Я закрываю глаза и говорю: О, зеленая гора у реки, с которой в воду катятся камни, ты прекрасна.
Но горе этого мало, она хочет, чтобы я открыл глаза и смотрел на нее.
Но если я, закрыв глаза, говорю: Гора, я тебя не люблю, ибо ты напоминаешь мне облака, вечернюю зарю и купол неба, а это все вещи, от вида которых я чуть не плачу, ибо их невозможно достичь, когда тебя несут на носилках. И кроме того, показывая мне свою красоту, ты, коварная гора, закрываешь мне вид на далекие дали, а он радует меня, ибо показывает достижимое в прекрасной перспективе. Вот почему я не люблю тебя, гора у реки, нет, я тебя не люблю.
Но и к этой речи гора осталась бы так же безразлична, как и к первой, которую я произнес с открытыми глазами. Она всегда недовольна.
А разве мы не должны во что бы то ни стало настроить ее дружески по отношению к нам, дабы она вообще оставалась на месте и не обрушилась на нас, ведь она так любит иногда полакомиться кашей из наших мозгов. Иначе она прибьет меня своей зазубренной тенью, преградит мне путь отвесными голыми скалами, и мои носильщики станут спотыкаться о каждый камешек на дороге.

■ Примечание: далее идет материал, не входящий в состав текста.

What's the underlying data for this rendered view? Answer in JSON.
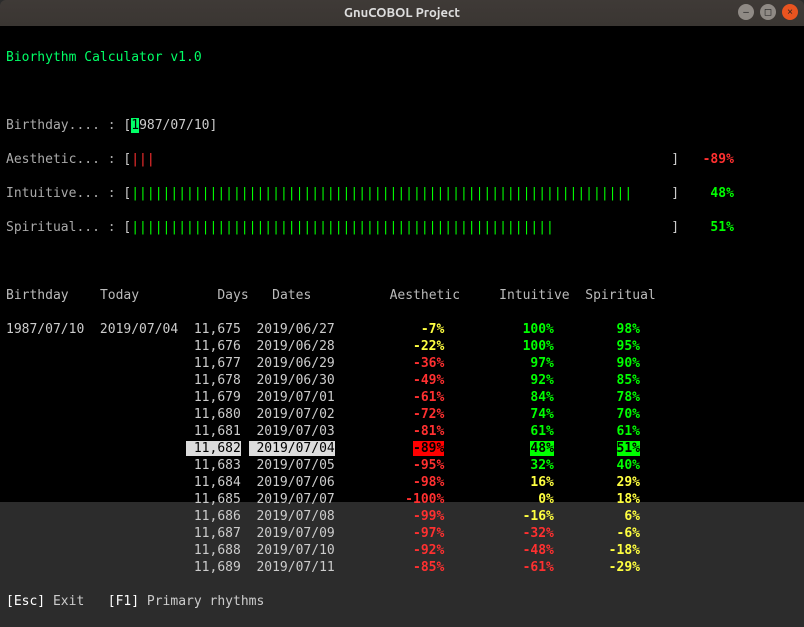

Но не только одна гора так тщеславна, так прилипчива и мстительна, все остальное тоже. Вот и приходится мне все время держать глаза открытыми о, как они болят! и повторять:
«Да, гора, ты прекрасна, и леса на твоем западном склоне приносят мне радость. И тобой, цветок, я тоже доволен, твой розовый цвет радует мою душу. И ты, трава на лугу, выросла высокой и сочной, и от тебя веет прохладой. И ты, диковинный куст, колешься столь внезапно, что вспугиваешь мои мысли. А ты, река, нравишься мне так сильно, что я прикажу нести меня сквозь твои ласковые воды».
Десять раз подряд громко выкрикнув эту хвалу, сопровождаемую каким-то подобием поклона, толстяк опустил голову и сказал, закрыв глаза:
«Но теперь прошу вас гора, цветок, трава, куст и река, дайте мне немного простора, чтобы я мог дышать».
Тут окружающие горы начали поспешно перемещаться и прятаться за завесой тумана. Ряды фруктовых деревьев хоть и не тронулись с места, оставаясь на прежнем удалении друг от друга, равном примерно ширине дороги, но очертания их растаяли в воздухе раньше, чем все остальное; в это время диск солнца на небе закрыл собою темное облако со слегка просвечивающими краями, в тени которого земля вокруг как бы осела, а все, что на ней, утратило четкие формы.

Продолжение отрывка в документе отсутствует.